And so I took an ornament off the giving tree last night after Edie’s kindergarten Christmas concert. She stood up there on that stage in a fresh new outfit, black tights and new red, sparkly shoes that we had to get in a size larger because she’s stretching and growing out and into so many things these days. Shoes are just one of them.

On our way home, Edie asked me what the ornament said.
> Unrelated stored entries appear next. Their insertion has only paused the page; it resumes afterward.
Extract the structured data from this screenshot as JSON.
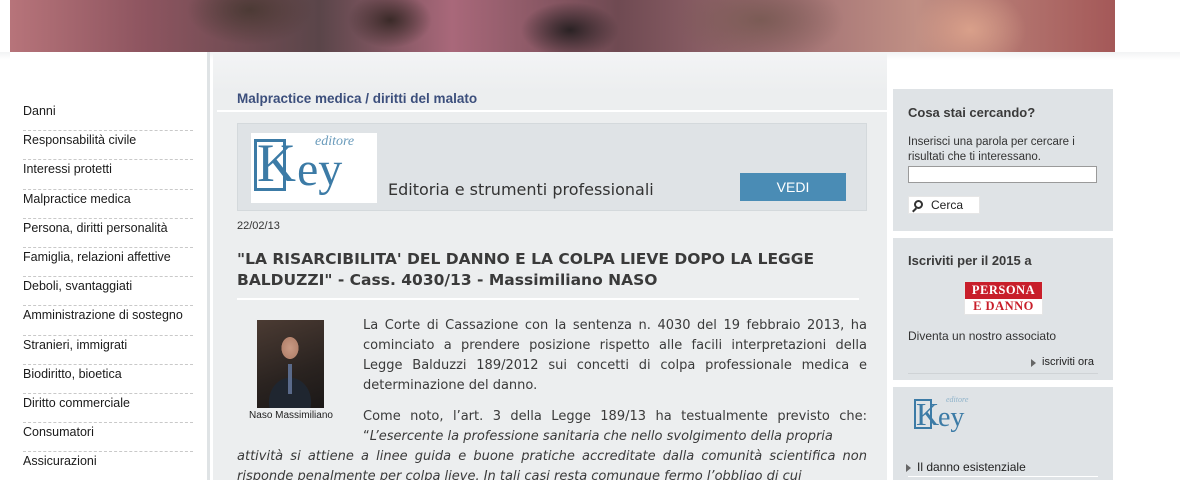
{
  "nav": {
    "items": [
      "Danni",
      "Responsabilità civile",
      "Interessi protetti",
      "Malpractice medica",
      "Persona, diritti personalità",
      "Famiglia, relazioni affettive",
      "Deboli, svantaggiati",
      "Amministrazione di sostegno",
      "Stranieri, immigrati",
      "Biodiritto, bioetica",
      "Diritto commerciale",
      "Consumatori",
      "Assicurazioni"
    ]
  },
  "main": {
    "section_title": "Malpractice medica / diritti del malato",
    "ad": {
      "logo_editore": "editore",
      "logo_k": "K",
      "logo_ey": "ey",
      "tagline": "Editoria e strumenti professionali",
      "button_label": "VEDI"
    },
    "date": "22/02/13",
    "article_title": "\"LA RISARCIBILITA' DEL DANNO E LA COLPA LIEVE DOPO LA LEGGE BALDUZZI\" - Cass. 4030/13 - Massimiliano NASO",
    "author_caption": "Naso Massimiliano",
    "paragraph1": "La Corte di Cassazione con la sentenza n. 4030 del 19 febbraio 2013, ha cominciato a prendere posizione rispetto alle facili interpretazioni della Legge Balduzzi 189/2012 sui concetti di colpa professionale medica e determinazione del danno.",
    "paragraph2_intro": "Come noto, l’art. 3 della Legge 189/13 ha testualmente previsto che: “",
    "paragraph2_quote_start": "L’esercente la professione sanitaria che nello svolgimento della propria",
    "paragraph2_quote": "attività si attiene a linee guida e buone pratiche accreditate dalla comunità scientifica non risponde penalmente per colpa lieve. In tali casi resta comunque fermo l’obbligo di cui"
  },
  "sidebar": {
    "search": {
      "title": "Cosa stai cercando?",
      "description": "Inserisci una parola per cercare i risultati che ti interessano.",
      "input_value": "",
      "button_label": "Cerca"
    },
    "join": {
      "title": "Iscriviti per il 2015 a",
      "logo_top": "PERSONA",
      "logo_bottom": "E DANNO",
      "description": "Diventa un nostro associato",
      "link_label": "iscriviti ora"
    },
    "key": {
      "logo_editore": "editore",
      "logo_k": "K",
      "logo_ey": "ey",
      "link_label": "Il danno esistenziale"
    }
  }
}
“Girl. Age 6. Special requests: gloves, winter gear,” I replied. “We’re going to have to go shopping. Will you girls help me? I figured you would know just what she might like.”

Edie wanted to know what her name was. Rosie wanted to know how we were going to get her the toys if we didn’t know where she lived. How will she know it was from us?

How do you explain that it doesn’t matter? We don’t need credit. We don’t need to know her. We just want her to have a good Christmas. How do you explain what real need is to two small children who have everything they could want?

How do we give them what they need, but also make them understand what it means to work for it? How do we give them a charmed childhood and keep them grateful? How do we make them feel special, but keep them humble?

My daughters are coming to the age where they are becoming aware of the world around them, of the kids who have more and those who have less. How do we teach them to treat each with kindness and respect? How do we teach them to only compare in the way in which it makes them feel grateful, generous and compassionate?

When my little sister was a kid, she was out doing chores with Dad and asked him, “Are we poor?” My dad was taken aback a bit, wondering where this question was coming from. Turns out she noticed that we didn’t have a four-wheeler or a new pickup, a boat or bigger house like some of her friends.

“Would all of that make you happier?” he asked her. She thought probably no, but she was aware. And she was wondering.

If only we knew for certain that every child in this community was held safe and armed with what they needed to stand up against the tough elements of weather and life. If I could give the gift of reassurance and wrap it up in that box with the hat and gloves and Barbie doll, I would do it. If I could make my kids understand that in the long run, they won’t remember how many gifts were under the tree, but for a child who has none, well, that’s something that sticks with them.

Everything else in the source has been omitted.